MiR-206


MiR-206 is a microRNA that in humans is a member of the myomiR family which also includes miR-1, miR-133, miR-208a/b among few others.
As well as being regulated during the embryonic development of skeletal muscle, miR-206 is regulated by estradiol. C2C12 myoblast cells are widely used as a model for the study of cell differentiation in skeletal muscle. Furthermore, miR-206 is highly expressed in triple-negative breast tumors that grow independent of estradiol, and miR-206 is a predictor of worse overall survival in breast cancer patients.
The biogenesis of miR-206 is unique in that the primary mature transcript is generated from the 3p arm of the precursor hairpin rather than the 5p arm. miR-206 has 12 additional family members, whereby the seed sequence is 100% conserved across all miRNAs within the family.
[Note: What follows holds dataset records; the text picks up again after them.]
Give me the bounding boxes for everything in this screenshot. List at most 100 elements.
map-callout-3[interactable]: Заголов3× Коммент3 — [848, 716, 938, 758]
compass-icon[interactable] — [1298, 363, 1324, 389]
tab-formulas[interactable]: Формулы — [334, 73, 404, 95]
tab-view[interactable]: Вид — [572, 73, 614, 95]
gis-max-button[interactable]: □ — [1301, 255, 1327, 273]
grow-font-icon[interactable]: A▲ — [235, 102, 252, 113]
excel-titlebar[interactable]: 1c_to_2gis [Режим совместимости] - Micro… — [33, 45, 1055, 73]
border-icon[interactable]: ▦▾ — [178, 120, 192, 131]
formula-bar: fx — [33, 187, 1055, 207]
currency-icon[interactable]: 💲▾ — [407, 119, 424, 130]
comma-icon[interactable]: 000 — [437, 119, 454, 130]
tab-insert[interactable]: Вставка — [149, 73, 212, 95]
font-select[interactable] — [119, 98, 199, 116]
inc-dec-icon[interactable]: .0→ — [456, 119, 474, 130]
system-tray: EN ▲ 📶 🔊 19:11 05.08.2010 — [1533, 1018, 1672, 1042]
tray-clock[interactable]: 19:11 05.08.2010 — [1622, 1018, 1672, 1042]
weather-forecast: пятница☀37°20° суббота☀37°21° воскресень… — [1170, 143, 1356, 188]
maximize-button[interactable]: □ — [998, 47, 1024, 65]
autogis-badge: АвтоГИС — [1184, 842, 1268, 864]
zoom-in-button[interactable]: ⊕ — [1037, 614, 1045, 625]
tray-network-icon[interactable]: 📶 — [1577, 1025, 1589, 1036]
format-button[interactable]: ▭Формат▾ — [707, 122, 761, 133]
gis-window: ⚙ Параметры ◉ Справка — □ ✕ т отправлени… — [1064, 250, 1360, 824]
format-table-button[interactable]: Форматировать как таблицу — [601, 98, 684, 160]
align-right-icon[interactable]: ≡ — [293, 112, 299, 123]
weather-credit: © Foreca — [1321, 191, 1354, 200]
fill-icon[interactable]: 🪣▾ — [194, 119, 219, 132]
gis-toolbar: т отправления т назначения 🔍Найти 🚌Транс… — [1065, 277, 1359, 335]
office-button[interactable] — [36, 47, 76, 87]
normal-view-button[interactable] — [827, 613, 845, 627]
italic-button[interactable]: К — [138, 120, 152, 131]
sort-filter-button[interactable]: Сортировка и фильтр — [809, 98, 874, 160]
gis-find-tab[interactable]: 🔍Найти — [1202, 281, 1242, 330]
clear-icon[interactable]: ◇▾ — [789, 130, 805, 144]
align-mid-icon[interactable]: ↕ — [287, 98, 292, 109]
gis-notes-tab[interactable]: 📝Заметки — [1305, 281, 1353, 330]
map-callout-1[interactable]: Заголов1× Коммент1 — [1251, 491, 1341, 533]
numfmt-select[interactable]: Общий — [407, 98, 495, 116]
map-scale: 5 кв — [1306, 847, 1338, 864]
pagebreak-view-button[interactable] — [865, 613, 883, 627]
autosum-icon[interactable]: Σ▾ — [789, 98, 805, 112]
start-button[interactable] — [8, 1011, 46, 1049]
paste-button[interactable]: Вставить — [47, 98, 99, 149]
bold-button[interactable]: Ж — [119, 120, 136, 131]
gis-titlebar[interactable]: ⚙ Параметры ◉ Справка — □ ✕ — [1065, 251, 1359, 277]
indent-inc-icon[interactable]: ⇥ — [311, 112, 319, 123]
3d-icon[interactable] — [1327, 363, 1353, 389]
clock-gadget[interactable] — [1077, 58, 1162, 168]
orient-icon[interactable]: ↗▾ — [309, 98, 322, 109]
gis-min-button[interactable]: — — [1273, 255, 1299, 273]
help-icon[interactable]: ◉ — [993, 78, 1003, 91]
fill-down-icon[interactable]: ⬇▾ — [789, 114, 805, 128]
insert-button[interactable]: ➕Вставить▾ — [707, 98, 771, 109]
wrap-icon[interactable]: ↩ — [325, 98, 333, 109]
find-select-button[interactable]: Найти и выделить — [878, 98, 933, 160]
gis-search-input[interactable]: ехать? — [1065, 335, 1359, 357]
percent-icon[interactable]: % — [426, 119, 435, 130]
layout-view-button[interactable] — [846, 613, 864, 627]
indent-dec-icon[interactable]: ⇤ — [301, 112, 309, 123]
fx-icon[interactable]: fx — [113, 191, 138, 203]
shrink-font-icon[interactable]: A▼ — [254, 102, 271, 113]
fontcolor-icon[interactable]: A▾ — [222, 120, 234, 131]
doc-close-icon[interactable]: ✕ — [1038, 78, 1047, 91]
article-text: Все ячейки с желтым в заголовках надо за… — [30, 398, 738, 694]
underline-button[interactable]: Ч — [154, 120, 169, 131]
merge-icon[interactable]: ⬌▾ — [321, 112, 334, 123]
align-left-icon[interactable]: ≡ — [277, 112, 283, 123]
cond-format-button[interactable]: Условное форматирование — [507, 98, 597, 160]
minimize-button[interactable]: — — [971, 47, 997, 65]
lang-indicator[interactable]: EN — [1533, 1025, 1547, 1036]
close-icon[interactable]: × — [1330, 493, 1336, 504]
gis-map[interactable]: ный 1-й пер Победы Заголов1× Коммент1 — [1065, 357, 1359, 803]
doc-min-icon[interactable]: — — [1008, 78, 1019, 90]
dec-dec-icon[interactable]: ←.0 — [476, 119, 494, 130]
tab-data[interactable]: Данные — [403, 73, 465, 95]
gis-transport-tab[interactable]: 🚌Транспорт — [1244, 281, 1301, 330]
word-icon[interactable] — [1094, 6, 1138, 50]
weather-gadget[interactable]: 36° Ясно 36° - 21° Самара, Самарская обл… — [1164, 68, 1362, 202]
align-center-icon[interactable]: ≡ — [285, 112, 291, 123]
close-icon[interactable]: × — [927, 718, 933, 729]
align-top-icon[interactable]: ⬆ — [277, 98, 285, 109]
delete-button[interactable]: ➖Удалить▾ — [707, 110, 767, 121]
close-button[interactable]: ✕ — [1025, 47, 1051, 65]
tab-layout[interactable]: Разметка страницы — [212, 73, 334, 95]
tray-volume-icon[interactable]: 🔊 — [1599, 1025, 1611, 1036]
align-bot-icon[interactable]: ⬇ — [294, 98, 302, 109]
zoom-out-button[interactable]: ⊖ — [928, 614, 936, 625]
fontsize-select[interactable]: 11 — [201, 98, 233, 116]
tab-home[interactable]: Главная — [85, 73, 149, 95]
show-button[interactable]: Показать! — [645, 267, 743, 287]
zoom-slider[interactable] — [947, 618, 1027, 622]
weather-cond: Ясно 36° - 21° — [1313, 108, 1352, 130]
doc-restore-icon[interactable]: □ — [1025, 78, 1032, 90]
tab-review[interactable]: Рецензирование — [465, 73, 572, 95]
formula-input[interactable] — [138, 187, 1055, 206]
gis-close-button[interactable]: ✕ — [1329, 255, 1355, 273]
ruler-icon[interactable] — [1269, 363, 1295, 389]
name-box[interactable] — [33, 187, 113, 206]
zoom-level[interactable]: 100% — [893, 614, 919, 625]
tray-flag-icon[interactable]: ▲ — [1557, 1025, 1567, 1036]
Single nucleotide polymorphisms are also present in the miRNA sequence, some of them with functional consequences, in the sense that the efficiency of miRNA binding to a cognate mRNA target is altered depending on a single nucleotide substitution. In fact a number of studies have indicated that the canonical seed sequence of a miRNA is not longer the sole determinate in miRNA:mRNA pairing interactions, as mutations of residues outside the seed region alters binding efficacy.
miR-206 is of interest due to the continued detection of this miRNA in samples from those with type 2 diabetes and non-alcoholic fatty liver disease. In some studies the therapeutic delivery of miR-206 in a dietary obese mouse model resulted in reduced lipid and glucose production within the liver. The ability of miR-206 to facilitate insulin signaling and modulate lipogenesis indicates miR-206 may be a novel therapy for those with hyperglycemia.